20 Kasım 2016

Bir Şey Değilim

ile izdiham

Yönetmenliğini ve senaryosunu Muharrem Özabat’ın üstlendiği film Bir Şey Değilim, zengin oyuncu kadrosuyla dikkat çeken bir yapım olarak ön plana çıkıyor. Türkiye sinemasının içine düştüğü ucuz komedi batağından izleyicisini kurtaracak kadar güçlü bir umut vadetmese de durup nefes aldırmaya yetiyor. Yazının ilerleyen bölümlerinde bu durumun sebeplerini ayrıntılı bir şekilde analiz ediyor olacağız. Münir Can Cindoruk, Bihter Dinçel, Füsun Demirel, Ahmet Saraçoğlu, Rıza Sönmez, Levent Ülgen, Ümit Çırak, Numan Çakır, Ferzan Hekimoğlu, Şener Kökkaya, Bülent Çolak gibi pek çok isim daha yer alıyor. Oyunculuk konusunda oldukça başarılı görünen film, işin içine figürasyon girdiğinde ne yazık ki dengeyi koruyamıyor.

Bir kara mizah olarak tanımlayabileceğimiz film, bir tiyatro oyuncusu olan Mahmut’un 12 Eylül 1980 darbe döneminde başından geçen trajik olayların absürtlüğünden naif bir komedi çıkarıyor.
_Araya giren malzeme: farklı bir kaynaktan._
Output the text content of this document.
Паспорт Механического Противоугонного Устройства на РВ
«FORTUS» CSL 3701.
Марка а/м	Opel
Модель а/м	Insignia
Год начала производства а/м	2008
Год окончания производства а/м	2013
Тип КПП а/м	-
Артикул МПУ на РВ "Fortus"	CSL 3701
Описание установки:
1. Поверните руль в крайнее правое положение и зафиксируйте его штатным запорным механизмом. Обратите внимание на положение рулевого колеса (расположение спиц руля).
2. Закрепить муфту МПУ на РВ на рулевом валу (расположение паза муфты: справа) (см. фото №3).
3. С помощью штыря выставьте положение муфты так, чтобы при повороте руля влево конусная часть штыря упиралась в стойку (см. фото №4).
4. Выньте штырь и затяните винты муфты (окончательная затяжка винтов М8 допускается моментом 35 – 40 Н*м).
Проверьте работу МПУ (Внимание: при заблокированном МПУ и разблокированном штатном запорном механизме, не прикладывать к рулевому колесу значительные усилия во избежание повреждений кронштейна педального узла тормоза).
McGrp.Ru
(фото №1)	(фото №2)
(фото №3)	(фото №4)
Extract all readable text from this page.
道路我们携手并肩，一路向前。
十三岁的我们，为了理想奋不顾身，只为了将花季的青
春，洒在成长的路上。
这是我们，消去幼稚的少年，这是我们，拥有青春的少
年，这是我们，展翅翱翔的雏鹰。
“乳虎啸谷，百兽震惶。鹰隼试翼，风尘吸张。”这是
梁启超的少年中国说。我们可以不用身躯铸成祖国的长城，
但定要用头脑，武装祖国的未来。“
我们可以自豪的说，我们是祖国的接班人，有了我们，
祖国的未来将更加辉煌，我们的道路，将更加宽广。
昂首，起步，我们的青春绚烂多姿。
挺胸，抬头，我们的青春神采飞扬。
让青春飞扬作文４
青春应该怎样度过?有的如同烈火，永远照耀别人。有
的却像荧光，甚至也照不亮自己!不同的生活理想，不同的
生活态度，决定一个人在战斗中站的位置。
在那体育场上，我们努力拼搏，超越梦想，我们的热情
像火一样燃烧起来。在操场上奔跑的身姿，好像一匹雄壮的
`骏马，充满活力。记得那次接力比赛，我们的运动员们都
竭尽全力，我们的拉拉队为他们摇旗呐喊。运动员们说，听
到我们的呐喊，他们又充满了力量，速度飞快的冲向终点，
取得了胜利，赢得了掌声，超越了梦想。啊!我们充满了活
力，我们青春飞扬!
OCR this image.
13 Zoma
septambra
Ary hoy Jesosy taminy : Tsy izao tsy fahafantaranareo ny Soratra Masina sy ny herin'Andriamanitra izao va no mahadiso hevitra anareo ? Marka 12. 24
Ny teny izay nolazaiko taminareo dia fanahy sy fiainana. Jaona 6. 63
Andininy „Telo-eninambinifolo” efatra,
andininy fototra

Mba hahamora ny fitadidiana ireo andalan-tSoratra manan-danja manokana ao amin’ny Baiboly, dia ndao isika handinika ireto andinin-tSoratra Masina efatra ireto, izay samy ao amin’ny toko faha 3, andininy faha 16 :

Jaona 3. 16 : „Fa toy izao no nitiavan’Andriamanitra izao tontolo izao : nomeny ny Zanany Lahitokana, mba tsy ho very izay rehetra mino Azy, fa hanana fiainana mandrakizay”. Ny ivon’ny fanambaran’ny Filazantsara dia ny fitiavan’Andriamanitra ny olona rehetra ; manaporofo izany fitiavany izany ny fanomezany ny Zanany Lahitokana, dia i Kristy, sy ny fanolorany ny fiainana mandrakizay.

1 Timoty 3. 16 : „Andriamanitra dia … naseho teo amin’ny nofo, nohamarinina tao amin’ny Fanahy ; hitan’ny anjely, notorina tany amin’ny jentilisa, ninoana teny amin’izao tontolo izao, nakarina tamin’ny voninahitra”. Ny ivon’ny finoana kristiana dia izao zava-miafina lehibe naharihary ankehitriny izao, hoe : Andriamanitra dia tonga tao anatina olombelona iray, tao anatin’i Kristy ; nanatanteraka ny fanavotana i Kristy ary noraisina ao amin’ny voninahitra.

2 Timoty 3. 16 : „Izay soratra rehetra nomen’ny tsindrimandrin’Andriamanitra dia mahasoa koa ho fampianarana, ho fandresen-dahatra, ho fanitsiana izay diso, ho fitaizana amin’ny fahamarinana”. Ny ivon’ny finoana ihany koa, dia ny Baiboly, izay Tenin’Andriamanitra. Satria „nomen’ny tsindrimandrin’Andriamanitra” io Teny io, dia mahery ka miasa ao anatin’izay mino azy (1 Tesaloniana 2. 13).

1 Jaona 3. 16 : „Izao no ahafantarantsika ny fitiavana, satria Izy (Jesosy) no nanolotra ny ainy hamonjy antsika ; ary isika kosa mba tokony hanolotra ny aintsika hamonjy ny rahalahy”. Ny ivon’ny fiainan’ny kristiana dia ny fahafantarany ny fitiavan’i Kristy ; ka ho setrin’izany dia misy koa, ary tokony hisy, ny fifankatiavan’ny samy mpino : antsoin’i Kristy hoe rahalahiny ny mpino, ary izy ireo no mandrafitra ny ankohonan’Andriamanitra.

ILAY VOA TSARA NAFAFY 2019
Bu bakımdan Bir Şey Değilim, Türkiye sinemasının ucuz komedilerinden kalın çizgilerle ayrılıyor. Filmin politik arka planı, filmin ana konusuyla paralel bir şekilde ilerlemekle kalmayıp ana hikayeyi şekillendiriyor, dolayısıyla dönemin politik yapısı bir dekor olmaktan ziyade filmin ana fikrini göğüslüyor. Film, komedi olarak anılsa da genel yapısı itibariyle kahkahadan uzak, tebessüme yakın bir noktada konumlandırılıyor.

Bir Şey Değilim: Sistem İçin “Bir Şey” Olamayan Karakterler

Çekecekleri yeni film için kötü karakter eksikliği yaşayan film ekibi, prodüksiyon amirini yeni bir kötü adam bulması için görevlendiriyor. “Nal kafa”nın bulduğu kötü karakter olan Mahmut, başarılı oyunculuğuyla jönün gözüne batıyor. Sette bu sebeple itilip kakılan Mahmut, sevdiği kadının sokakta saldırıya uğramasının ardından olaya dahil olup, saldırganları yaralıyor. Ertesi gün kapısına dayanan polisle şaşkına dönen Mahmut’un “adaletin” elinden kurtulması kolay olmuyor.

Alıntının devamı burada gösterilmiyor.